Die Nachtzüge waren eigentlich auf dem Rückmarsch. Erst vor wenigen Jahren hatten viele Staatsbahnen ihre Nachtzugverbindungen ersatzlos gestrichen.

Mit der Klimakrise und den Zielen für eine grüne Umstellung hat sich jedoch die Schwerpunktsetzung vom Fliegen wieder zugunsten des Nachtzuges verschoben.

Zugreisen 20-mal umweltfreundlicher

Die Europäische Umweltagentur veranschlagt, dass ein Flug pro Kilometer 285 Gramm CO2 für jeden Passagier verursacht, während Zugreisende nur 14 Gramm CO2 pro Kilometer ausstoßen und damit die Umwelt 20-mal weniger belasten.

Allerdings ist die Zugtechnik nicht so flexibel wie dies im Flugverkehr der Fall ist.

„Der Zugverkehr ist ganz einfach technologisch gesehen im Hintertreffen“, sagt Mogens Fosgerau.

Zudem stellen die unterschiedlichen Tarifabkommen des Zugpersonals und verschiedene Sicherheitsvorschriften in den jeweiligen Ländern ein Problem für den grenzüberschreitenden Nachtzugverkehr dar.

Ein weiteres Hindernis besteht in den hohen Kosten, die mit dem Betrieb der Züge verbunden sind.  

Anreize dank Plänen für mehr Nachhaltigkeit

Dass die Zahl der Nachtzüge dennoch zunehmen soll, sei einerseits steigenden Preisen für Flugtickets geschuldet; zudem gäbe es eine politische Bereitschaft für die Subvention des Zugverkehrs, so Fosgerau.
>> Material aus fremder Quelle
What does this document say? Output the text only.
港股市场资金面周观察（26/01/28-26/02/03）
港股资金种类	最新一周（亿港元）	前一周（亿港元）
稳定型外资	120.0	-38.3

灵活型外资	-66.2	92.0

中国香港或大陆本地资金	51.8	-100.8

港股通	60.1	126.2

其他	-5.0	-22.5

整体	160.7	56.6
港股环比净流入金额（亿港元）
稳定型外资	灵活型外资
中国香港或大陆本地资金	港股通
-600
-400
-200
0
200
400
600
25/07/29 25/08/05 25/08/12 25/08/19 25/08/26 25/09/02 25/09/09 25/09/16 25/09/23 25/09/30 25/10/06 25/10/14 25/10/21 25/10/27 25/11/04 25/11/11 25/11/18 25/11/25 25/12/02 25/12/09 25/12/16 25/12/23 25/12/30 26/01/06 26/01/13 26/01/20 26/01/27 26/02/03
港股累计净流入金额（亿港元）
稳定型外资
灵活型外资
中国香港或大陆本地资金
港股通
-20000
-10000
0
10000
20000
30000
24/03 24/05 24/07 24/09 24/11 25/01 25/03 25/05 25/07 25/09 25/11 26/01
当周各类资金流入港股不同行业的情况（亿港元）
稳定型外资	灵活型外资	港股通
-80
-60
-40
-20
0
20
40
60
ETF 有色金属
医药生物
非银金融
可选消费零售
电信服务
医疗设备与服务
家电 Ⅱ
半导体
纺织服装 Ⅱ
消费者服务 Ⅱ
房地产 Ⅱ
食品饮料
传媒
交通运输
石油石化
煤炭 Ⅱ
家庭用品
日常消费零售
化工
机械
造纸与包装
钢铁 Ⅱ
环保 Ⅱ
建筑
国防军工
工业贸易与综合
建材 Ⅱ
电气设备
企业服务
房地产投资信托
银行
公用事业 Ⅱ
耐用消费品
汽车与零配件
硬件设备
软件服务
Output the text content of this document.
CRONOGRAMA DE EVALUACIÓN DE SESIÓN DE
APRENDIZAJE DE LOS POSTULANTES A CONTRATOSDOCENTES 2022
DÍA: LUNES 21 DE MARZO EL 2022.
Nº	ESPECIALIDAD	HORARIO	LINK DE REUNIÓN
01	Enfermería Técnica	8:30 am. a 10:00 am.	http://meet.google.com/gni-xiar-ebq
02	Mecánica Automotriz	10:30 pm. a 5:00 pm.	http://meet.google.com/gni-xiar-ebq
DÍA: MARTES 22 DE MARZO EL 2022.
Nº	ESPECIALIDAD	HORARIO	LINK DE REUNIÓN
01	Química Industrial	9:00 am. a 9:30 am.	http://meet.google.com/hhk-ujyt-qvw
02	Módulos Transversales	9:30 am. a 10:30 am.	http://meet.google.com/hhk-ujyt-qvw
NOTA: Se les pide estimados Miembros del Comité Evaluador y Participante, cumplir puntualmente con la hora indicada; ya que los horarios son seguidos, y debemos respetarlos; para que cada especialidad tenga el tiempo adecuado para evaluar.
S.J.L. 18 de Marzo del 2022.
Die EU habe mit dem Ziel einer Senkung der Treibhausgasemissionen auf Null bis zum Jahr 2050 erhebliche finanzielle Mittel zur Umstellung des Verkehrs auf mehr Nachhaltigkeit bereitgestellt. Auch würden viele Länder finanzielle Mittel für den Zugbetrieb bereitstellen.

Mehr Züge allerdings kein Automatismus

„Dennoch ist es nicht realistisch zu glauben, dass in kurzer Zeit so viele Züge über die Schiene rollen, dass sie die Aufgabe übernehmen können, die heutzutage den Flugzeugen zufallen“, sagt Fosgerau.

„Die Menge des internationalen Verkehrs ist nicht konstant. Es ist nicht so, dass, wenn man sich nicht auf die eine Art und Weise von A nach B bewegt, man es dann auf eine andere Art und Weise tut“, so Fosgerau.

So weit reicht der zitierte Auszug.